Marie Foulston on how she curated the AMAZING videogames exhibition at the V&A. The exhibit was so good, and the work that went into it so very thoughtful.
11:30
The excellent Olivia Wood on the challenge of keeping up a steady stream new material for Fallen London.
David Dunham on the design of Six Ages as a storytelling strategy game.
2:00
IGDA roundtable on the future of narrative design and game writing.
5:00
GDC Microtalks — generally an intense, fascinating session.
Thursday
10:00 AM
Narrative Nuances on Free-to-Play Mobile Games (Jam City). May not be for everyone who reads this blog, but this sounds like a talk that digs into the particular challenges of writing for a very specific game format, and I almost always find that kind of thing interesting.
11:30
A talk on Reigns: Game of Thrones, which is cool — the Reigns franchise is intriguing, though I haven’t gotten to the Game of Thrones edition — but this talk looks like it’s business/marketing focused rather than story or design focused, for what that’s worth.
3:30
From Victoria Tran (Kitfox), a talk on fashion in games, and why it matters. Not a narrative talk, but it sounds fun.
4:00
Cursed Problems in Game Design from Alex Jaffe at Riot: coverage of game design challenges that serially stump designer after designer.

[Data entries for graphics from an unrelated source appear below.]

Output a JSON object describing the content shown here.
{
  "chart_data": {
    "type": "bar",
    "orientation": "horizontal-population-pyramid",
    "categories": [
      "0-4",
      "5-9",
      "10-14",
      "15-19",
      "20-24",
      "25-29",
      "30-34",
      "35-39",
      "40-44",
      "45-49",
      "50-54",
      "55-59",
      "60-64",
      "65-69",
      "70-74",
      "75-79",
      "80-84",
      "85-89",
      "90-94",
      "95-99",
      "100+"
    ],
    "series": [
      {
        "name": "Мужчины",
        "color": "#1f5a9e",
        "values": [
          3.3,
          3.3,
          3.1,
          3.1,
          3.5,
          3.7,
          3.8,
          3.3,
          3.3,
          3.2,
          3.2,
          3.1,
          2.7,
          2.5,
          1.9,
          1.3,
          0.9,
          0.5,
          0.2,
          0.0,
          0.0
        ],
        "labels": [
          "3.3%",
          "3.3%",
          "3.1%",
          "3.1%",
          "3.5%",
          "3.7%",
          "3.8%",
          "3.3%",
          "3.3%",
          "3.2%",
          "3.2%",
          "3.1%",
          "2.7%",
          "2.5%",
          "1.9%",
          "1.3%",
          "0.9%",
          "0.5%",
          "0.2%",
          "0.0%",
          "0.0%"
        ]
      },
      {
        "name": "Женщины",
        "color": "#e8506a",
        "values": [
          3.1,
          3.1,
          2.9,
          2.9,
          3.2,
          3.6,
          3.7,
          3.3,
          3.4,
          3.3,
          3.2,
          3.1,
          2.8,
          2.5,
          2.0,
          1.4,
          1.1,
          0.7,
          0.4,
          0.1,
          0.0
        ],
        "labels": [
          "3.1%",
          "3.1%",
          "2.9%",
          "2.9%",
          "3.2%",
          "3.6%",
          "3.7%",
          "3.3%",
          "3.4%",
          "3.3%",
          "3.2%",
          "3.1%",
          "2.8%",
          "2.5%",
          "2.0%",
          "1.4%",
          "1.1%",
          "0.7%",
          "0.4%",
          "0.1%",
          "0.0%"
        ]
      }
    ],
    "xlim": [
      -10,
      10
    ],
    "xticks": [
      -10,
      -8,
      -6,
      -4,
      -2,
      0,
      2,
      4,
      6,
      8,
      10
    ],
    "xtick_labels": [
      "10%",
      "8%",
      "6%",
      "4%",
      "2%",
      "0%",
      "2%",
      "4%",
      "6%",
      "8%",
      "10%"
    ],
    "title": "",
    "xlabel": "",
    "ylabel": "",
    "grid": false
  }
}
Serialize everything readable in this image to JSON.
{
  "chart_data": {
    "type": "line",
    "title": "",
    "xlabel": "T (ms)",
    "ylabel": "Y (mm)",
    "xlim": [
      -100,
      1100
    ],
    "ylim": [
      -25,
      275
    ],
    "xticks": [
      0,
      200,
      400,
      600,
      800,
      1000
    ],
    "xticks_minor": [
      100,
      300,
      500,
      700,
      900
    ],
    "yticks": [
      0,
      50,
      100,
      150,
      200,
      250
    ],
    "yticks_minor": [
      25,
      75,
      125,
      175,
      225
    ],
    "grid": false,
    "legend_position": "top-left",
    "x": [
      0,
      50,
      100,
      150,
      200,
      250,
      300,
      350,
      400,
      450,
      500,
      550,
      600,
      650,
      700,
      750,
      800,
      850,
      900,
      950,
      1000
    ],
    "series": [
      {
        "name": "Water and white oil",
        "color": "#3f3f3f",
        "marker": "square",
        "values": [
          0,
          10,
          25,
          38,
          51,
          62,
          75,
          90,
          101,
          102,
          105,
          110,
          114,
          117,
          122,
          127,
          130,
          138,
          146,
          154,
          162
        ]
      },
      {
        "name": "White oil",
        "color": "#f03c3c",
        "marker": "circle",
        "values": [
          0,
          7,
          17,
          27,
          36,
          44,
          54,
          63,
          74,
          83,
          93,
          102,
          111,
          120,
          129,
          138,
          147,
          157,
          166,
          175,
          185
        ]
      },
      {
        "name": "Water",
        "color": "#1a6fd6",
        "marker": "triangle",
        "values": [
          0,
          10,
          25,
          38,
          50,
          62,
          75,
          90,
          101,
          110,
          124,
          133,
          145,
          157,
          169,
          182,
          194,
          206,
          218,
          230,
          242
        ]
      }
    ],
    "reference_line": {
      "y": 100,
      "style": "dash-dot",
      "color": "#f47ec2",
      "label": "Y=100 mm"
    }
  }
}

This is also not particularly narrative, but again, the sort of thing I love to hear about.
5:30
A series of microtalks on designing intimacy and romance in games, from speakers including Michelle Clough, Christine Love, Naomi Clark and Robert Yang.
Friday
1:30 PM
The Experimental Gameplay Workshop is always wildly fun; if you go in person, be sure to line up in plenty of time because it’s usually full.